Anggota Baleg dari Fraksi Partai Keadilan Sejahtera, Herman, mengatakan terkait dengan pemberian rekomendasi dan sanksi kepada penyelenggara pelayanan publik, Ombudsman sebaiknya fokus pada penindakan pelanggaran yang bersifat administrasi atau malaadministrasi. Jika ada pelanggaran yang mengarah pada pidana, Ombudsman bisa merekomendasikannya kepada aparat penegak hukum.
”Untuk pelanggaran yang sifatnya mengarah kepada pidana, pelapornya harus pihak terlapor, bukan Ombudsman,” ucap Herman.
Kementerian Koperasi dan UKM bersama Ombudsman RI meresmikan kerja sama peningkatan kualitas pelayanan publik pada urusan pemerintahan di bidang koperasi dan UKM dan meluncurkan posko bersama pengaduan KUR bagi UMKM di Jakarta, Kamis (31/8/2023).
Anggota Baleg DPR, John Kenedy Azis, dalam rapat bersama ahli mengatakan, revisi UU Ombudsman diharapkan bisa memperluas ruang lingkup wewenangnya agar dampaknya lebih kuat. Hasil rekomendasi juga harus bersifat mengika. Artinya, jika terlapor tidak menjalankan hasil rekomendasi Ombudsman, akan berpengaruh pada penilaian promosi atau kenaikan pangkat dan golongan.
UU Nomor 37 Tahun 2008 tentang Ombudsman Republik Indonesia telah berlaku selama lebih dari 15 tahun. Namun, dalam perjalanannya masih mengalami banyak hambatan.

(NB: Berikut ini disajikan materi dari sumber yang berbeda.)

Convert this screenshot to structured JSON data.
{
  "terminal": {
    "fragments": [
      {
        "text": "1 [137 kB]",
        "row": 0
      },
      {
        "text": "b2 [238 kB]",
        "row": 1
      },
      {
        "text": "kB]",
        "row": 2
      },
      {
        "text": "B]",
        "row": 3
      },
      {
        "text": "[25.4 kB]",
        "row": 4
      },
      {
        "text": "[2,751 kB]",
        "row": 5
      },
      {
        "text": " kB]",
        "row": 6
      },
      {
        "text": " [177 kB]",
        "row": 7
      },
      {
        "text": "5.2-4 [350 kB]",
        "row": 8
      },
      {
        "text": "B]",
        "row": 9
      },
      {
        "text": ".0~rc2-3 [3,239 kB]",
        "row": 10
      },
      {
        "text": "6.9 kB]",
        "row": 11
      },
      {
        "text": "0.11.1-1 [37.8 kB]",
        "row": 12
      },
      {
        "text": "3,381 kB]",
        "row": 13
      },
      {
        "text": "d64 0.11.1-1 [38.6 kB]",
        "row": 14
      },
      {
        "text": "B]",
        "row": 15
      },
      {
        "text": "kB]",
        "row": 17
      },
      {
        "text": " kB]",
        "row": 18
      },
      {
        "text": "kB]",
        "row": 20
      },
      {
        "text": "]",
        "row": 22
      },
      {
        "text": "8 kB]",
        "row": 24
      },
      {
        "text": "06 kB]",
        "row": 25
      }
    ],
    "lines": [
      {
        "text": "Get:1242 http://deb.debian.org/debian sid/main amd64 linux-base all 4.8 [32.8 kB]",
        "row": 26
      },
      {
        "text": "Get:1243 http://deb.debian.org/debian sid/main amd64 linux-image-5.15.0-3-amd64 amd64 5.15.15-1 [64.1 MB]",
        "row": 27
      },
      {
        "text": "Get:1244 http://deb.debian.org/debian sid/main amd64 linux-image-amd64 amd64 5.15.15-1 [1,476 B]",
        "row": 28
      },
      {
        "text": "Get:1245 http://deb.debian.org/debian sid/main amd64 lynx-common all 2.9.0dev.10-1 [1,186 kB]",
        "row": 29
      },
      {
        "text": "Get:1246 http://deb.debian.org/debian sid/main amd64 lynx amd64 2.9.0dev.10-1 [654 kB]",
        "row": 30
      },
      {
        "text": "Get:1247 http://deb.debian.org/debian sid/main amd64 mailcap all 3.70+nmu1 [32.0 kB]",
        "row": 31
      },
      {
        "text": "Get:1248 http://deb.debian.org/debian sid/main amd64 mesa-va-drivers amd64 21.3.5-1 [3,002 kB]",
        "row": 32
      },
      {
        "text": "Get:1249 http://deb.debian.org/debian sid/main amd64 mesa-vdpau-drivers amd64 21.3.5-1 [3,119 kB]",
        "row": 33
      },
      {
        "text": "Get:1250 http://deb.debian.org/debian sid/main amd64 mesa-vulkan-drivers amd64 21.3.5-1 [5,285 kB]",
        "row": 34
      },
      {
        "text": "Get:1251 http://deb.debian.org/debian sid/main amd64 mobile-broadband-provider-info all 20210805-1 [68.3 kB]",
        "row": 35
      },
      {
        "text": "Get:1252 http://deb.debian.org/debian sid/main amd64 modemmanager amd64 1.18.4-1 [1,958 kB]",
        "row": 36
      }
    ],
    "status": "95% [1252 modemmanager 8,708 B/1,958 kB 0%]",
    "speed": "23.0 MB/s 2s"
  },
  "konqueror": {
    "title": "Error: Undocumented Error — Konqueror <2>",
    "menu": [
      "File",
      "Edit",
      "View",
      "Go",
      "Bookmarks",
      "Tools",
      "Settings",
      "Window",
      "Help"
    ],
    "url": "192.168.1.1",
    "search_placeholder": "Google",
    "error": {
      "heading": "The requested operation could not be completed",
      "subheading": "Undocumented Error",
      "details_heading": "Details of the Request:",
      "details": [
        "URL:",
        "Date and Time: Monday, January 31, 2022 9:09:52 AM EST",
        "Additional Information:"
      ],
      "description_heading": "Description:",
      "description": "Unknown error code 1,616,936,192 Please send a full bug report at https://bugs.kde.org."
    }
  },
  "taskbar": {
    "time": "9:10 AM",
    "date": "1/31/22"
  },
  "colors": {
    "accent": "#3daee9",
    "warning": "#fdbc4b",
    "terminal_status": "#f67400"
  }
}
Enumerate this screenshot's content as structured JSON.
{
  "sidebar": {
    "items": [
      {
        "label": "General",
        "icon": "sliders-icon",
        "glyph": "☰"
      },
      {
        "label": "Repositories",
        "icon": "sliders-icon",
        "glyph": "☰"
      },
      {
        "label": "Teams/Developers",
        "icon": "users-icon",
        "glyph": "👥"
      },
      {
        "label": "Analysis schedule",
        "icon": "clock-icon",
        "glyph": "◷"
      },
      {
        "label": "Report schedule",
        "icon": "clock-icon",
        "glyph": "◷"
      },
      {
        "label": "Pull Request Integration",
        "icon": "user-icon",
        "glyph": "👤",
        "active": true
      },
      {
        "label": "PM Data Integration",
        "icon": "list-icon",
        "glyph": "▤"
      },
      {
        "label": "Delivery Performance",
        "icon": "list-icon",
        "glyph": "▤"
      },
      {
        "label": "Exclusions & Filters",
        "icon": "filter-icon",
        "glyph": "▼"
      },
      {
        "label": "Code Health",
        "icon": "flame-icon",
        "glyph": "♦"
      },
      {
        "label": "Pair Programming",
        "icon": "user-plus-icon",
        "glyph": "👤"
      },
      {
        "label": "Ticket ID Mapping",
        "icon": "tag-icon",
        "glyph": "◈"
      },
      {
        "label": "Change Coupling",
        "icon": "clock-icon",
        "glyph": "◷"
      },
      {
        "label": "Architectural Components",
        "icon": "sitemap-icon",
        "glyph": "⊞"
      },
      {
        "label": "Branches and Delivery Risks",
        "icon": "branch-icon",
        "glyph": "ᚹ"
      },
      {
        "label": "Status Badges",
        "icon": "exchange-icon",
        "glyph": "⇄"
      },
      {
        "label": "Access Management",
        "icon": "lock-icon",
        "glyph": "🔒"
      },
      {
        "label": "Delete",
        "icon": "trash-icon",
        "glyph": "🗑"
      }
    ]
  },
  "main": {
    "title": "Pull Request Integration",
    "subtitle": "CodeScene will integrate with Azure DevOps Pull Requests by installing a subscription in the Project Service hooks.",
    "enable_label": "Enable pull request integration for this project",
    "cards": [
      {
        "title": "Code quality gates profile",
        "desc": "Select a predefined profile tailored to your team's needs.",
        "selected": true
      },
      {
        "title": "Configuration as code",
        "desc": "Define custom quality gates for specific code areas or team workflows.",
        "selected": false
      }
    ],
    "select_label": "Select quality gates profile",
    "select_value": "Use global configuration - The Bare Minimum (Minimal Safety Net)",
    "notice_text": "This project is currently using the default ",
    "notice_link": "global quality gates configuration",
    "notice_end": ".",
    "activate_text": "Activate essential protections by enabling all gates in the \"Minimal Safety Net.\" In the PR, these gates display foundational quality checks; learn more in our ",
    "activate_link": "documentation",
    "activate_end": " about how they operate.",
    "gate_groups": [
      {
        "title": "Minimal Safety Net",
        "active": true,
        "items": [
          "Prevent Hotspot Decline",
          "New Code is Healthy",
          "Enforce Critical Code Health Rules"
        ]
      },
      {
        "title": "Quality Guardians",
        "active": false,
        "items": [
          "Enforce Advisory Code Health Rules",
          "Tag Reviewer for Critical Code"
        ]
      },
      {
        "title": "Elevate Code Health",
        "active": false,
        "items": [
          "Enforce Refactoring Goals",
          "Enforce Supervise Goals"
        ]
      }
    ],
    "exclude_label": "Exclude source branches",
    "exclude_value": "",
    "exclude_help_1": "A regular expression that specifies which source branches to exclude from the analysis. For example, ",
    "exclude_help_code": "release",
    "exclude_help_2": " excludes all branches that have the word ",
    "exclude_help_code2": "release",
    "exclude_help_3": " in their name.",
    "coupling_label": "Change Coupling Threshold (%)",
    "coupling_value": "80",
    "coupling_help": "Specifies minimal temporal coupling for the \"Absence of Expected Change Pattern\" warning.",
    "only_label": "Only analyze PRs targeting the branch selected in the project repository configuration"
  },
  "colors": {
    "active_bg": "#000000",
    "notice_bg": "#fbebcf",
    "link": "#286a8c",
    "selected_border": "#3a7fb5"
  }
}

Karena itu, peran Ombudsman dinilai kurang optimal sebagai lembaga negara yang memiliki kewenangan mengawasi penyelenggaraan pelayanan publik baik yang diselenggarakan oleh negara, pemerintah daerah, badan usaha milik negara, badan usaha milik daerah, maupun badan usaha milik desa dan badan hukum milik negara serta badan swasta maupun perseorangan yang menyelenggarakan pelayanan publik.
Padahal, peran Ombudsman sangat dibutuhkan oleh masyarakat. Sebagai gambaran, laporan dari masyarakat kepada Ombudsman pada 2021 sebanyak 7.186. Laporan itu meningkat dibandingkan 2020 yang hanya 7.146.